Le clavecin n’est pas un instrument isotrope.
Entendez par là que le son qu’il produit ne se propage pas de la même façon dans toutes les directions. C’est forte de cet élément capital que j’ai entendu hier soir une claveciniste de mes amies, Isabelle, et trois comparses flûtiste, violoncelliste et hautboïste, dans un hommage à Astor Piazzola.
Je connaissais Isabelle poitevine et grenobloise. Hier soir, elle était argentine. Chevelure sombre et généreuse, châle rouge, visages de douleur et de colère constamment entremêlées, ne laissant que quelques secondes à une tendresse, une joie fugitives, volées par les regards complices de ses partenaires. Flamenca.
Je n’aime rien tant dans la musique que les musiciens. Totalement béotienne, paralysée par la vue d’une portée, intimidée par la moindre clé de sol, prise de maux de ventre aux mots « harmonique » et « tessiture », je suis fascinée par les musiciens, qu’ils naviguent à l’aise dans ce langage hermétique ou jouent d’instinct, quand ils savent tirer d’un objet inanimé des sons, des phrases, des romans, des déclarations d’une humanité profonde, pure.
Je vais donc au concert pour regarder. Bien sûr j’écoute. Mais d’abord je regarde. Comment ils s’arrangent de leur trouille que je devine monstrueuse, comment ils la cachent ou en sont incapables, combien de temps il leur faut pour la tenir, s’en rendre maîtres. Comment ils vivent ensuite cet échange avec nous, entre eux. Comment ils se regardent, se sourient, prolongent ou pas ces petits apartés visuels. J’essaie de comprendre ce qui les provoque, en vain la plupart du temps, incapable de déceler une hésitation, la complexité d’un passage, la liberté d’interprétation qu’ils peuvent s’autoriser. J’observe, jubile et reste naïve. J’imagine la vie des musiciens quand ils auront posé leurs instruments, recueilli nos hommages, souri à nos questions et remarques triviales. Je leur cherche des prénoms, des traits de caractère.

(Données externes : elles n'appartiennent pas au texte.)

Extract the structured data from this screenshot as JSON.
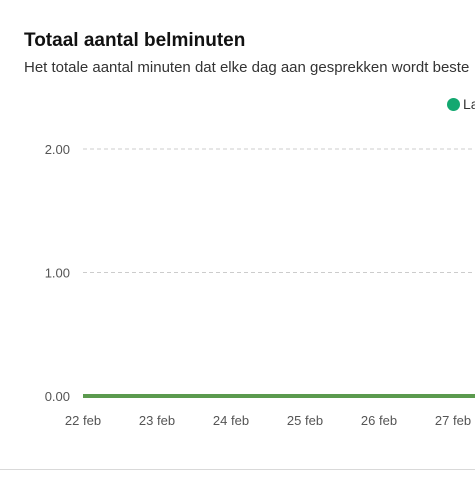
{
  "card": {
    "title": "Totaal aantal belminuten",
    "subtitle": "Het totale aantal minuten dat elke dag aan gesprekken wordt beste",
    "legend_label": "La"
  },
  "colors": {
    "series_line": "#5b9a4e",
    "legend_dot": "#13a870",
    "grid": "#cccccc"
  },
  "chart_data": {
    "type": "line",
    "title": "Totaal aantal belminuten",
    "subtitle": "Het totale aantal minuten dat elke dag aan gesprekken wordt beste",
    "categories": [
      "22 feb",
      "23 feb",
      "24 feb",
      "25 feb",
      "26 feb",
      "27 feb"
    ],
    "y_ticks": [
      "0.00",
      "1.00",
      "2.00"
    ],
    "ylim": [
      0,
      2
    ],
    "grid": true,
    "legend_position": "top-right",
    "series": [
      {
        "name": "La",
        "values": [
          0,
          0,
          0,
          0,
          0,
          0
        ]
      }
    ]
  }
}
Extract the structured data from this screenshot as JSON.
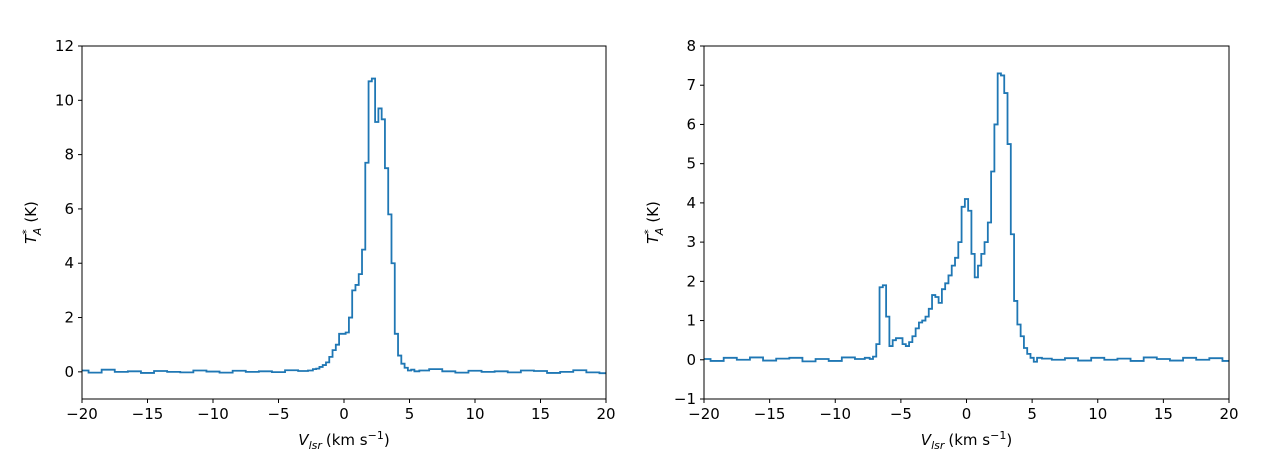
{
  "chart_data": [
    {
      "type": "line",
      "step": true,
      "x_label": {
        "symbol": "V",
        "subscript": "lsr",
        "unit": "(km s",
        "unit_exponent": "−1",
        "unit_end": ")"
      },
      "y_label": {
        "symbol": "T",
        "superscript": "*",
        "subscript": "A",
        "unit": "(K)"
      },
      "xlim": [
        -20,
        20
      ],
      "xticks": [
        {
          "value": -20,
          "label": "−20"
        },
        {
          "value": -15,
          "label": "−15"
        },
        {
          "value": -10,
          "label": "−10"
        },
        {
          "value": -5,
          "label": "−5"
        },
        0,
        5,
        10,
        15,
        20
      ],
      "ylim": [
        -1,
        12
      ],
      "yticks": [
        0,
        2,
        4,
        6,
        8,
        10,
        12
      ],
      "x": [
        -20,
        -19,
        -18,
        -17,
        -16,
        -15,
        -14,
        -13,
        -12,
        -11,
        -10,
        -9,
        -8,
        -7,
        -6,
        -5,
        -4,
        -3,
        -2.5,
        -2.25,
        -2,
        -1.75,
        -1.5,
        -1.25,
        -1,
        -0.75,
        -0.5,
        -0.25,
        0,
        0.25,
        0.5,
        0.75,
        1,
        1.25,
        1.5,
        1.75,
        2,
        2.25,
        2.5,
        2.75,
        3,
        3.25,
        3.5,
        3.75,
        4,
        4.25,
        4.5,
        4.75,
        5,
        5.25,
        5.5,
        6,
        7,
        8,
        9,
        10,
        11,
        12,
        13,
        14,
        15,
        16,
        17,
        18,
        19,
        20
      ],
      "series": [
        {
          "color": "#1f77b4",
          "values": [
            0.05,
            -0.03,
            0.08,
            0.0,
            0.02,
            -0.04,
            0.03,
            0.0,
            -0.02,
            0.05,
            0.01,
            -0.03,
            0.04,
            0.0,
            0.02,
            -0.01,
            0.06,
            0.03,
            0.05,
            0.1,
            0.12,
            0.18,
            0.25,
            0.35,
            0.55,
            0.8,
            1.0,
            1.4,
            1.4,
            1.45,
            2.0,
            3.0,
            3.2,
            3.6,
            4.5,
            7.7,
            10.7,
            10.8,
            9.2,
            9.7,
            9.3,
            7.5,
            5.8,
            4.0,
            1.4,
            0.6,
            0.3,
            0.15,
            0.05,
            0.08,
            0.02,
            0.05,
            0.1,
            0.02,
            -0.03,
            0.04,
            0.0,
            0.02,
            -0.02,
            0.05,
            0.03,
            -0.04,
            0.0,
            0.06,
            -0.02,
            -0.05
          ]
        }
      ]
    },
    {
      "type": "line",
      "step": true,
      "x_label": {
        "symbol": "V",
        "subscript": "lsr",
        "unit": "(km s",
        "unit_exponent": "−1",
        "unit_end": ")"
      },
      "y_label": {
        "symbol": "T",
        "superscript": "*",
        "subscript": "A",
        "unit": "(K)"
      },
      "xlim": [
        -20,
        20
      ],
      "xticks": [
        {
          "value": -20,
          "label": "−20"
        },
        {
          "value": -15,
          "label": "−15"
        },
        {
          "value": -10,
          "label": "−10"
        },
        {
          "value": -5,
          "label": "−5"
        },
        0,
        5,
        10,
        15,
        20
      ],
      "ylim": [
        -1,
        8
      ],
      "yticks": [
        {
          "value": -1,
          "label": "−1"
        },
        0,
        1,
        2,
        3,
        4,
        5,
        6,
        7,
        8
      ],
      "x": [
        -20,
        -19,
        -18,
        -17,
        -16,
        -15,
        -14,
        -13,
        -12,
        -11,
        -10,
        -9,
        -8,
        -7.5,
        -7.25,
        -7,
        -6.75,
        -6.5,
        -6.25,
        -6,
        -5.75,
        -5.5,
        -5.25,
        -5,
        -4.75,
        -4.5,
        -4.25,
        -4,
        -3.75,
        -3.5,
        -3.25,
        -3,
        -2.75,
        -2.5,
        -2.25,
        -2,
        -1.75,
        -1.5,
        -1.25,
        -1,
        -0.75,
        -0.5,
        -0.25,
        0,
        0.25,
        0.5,
        0.75,
        1,
        1.25,
        1.5,
        1.75,
        2,
        2.25,
        2.5,
        2.75,
        3,
        3.25,
        3.5,
        3.75,
        4,
        4.25,
        4.5,
        4.75,
        5,
        5.25,
        5.5,
        6,
        7,
        8,
        9,
        10,
        11,
        12,
        13,
        14,
        15,
        16,
        17,
        18,
        19,
        20
      ],
      "series": [
        {
          "color": "#1f77b4",
          "values": [
            0.02,
            -0.03,
            0.05,
            0.0,
            0.06,
            -0.02,
            0.03,
            0.05,
            -0.04,
            0.02,
            -0.03,
            0.06,
            0.02,
            0.05,
            0.02,
            0.08,
            0.4,
            1.85,
            1.9,
            1.1,
            0.35,
            0.5,
            0.55,
            0.55,
            0.4,
            0.35,
            0.45,
            0.6,
            0.8,
            0.95,
            1.0,
            1.1,
            1.3,
            1.65,
            1.6,
            1.45,
            1.8,
            1.95,
            2.15,
            2.4,
            2.6,
            3.0,
            3.9,
            4.1,
            3.8,
            2.7,
            2.1,
            2.4,
            2.7,
            3.0,
            3.5,
            4.8,
            6.0,
            7.3,
            7.25,
            6.8,
            5.5,
            3.2,
            1.5,
            0.9,
            0.6,
            0.3,
            0.15,
            0.05,
            -0.05,
            0.05,
            0.03,
            0.0,
            0.04,
            -0.02,
            0.05,
            0.0,
            0.03,
            -0.03,
            0.06,
            0.02,
            -0.02,
            0.05,
            0.0,
            0.04,
            -0.03
          ]
        }
      ]
    }
  ]
}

Autant que l’abnégation que semblait lui demander son hautbois, tyran avide de souffle, j’ai admiré la jupe-salade et les paillettes rouges du cache-cœur d’Ombeline, que j’appelais provisoirement Léontine. J’ai parié sur son âge, sa maternité, son énergie au travail et dans sa cuisine, à la simple vue de sa coupe de cheveux, des chaussures et des vêtements qu’elle avait choisis pour jouer et de son rapport à son instrument. J’ai envié la sérénité vite retrouvée du violoncelliste, après la panique dans ses yeux des cinq premières minutes, ainsi que sa dextérité à positionner son instrument, avec exactitude, sur la planchette astucieusement fixée sous un pied de son siège, raccourci à cet effet. Et je m’interroge encore sur ce que cache l’impassibilité sans faille d’Anne, la flûtiste. Discrète, efficace, concentrée, présente à ses partenaires même à l’autre bout de la salle, pour le petit clin d’oreille final.
Comment ? Le concert ? Ah, oui, le concert. Vous ne sauriez imaginer à quel point un clavecin peut swinguer. Si, si, croyez-moi, même si mon crédit musical est au plus bas, j’ai été ébahie par la disposition au tango argentin de cet instrument à l’aura vieillotte. Je ne connaissais pas l’amour d’Isabelle pour Piazzola, pas plus que le talent de conteuse de Vivian l’Argentine, à qui je dois ma première résolution de cette année : recommencer d’urgence à apprendre l’Espagnol, cette langue aux mille déclinaisons, aux milles séductions.
Sur le chemin du retour, j’étais heureuse de rapporter tout ça à la maison, dans mon village où les concerts sont d’un autre genre. A la maison, Paul Personne (mon Piazzola à moi) chantait pour mes deux garçons, plongés sagement dans des BD sur le canapé. Il chantait « Loco loco », je vous jure.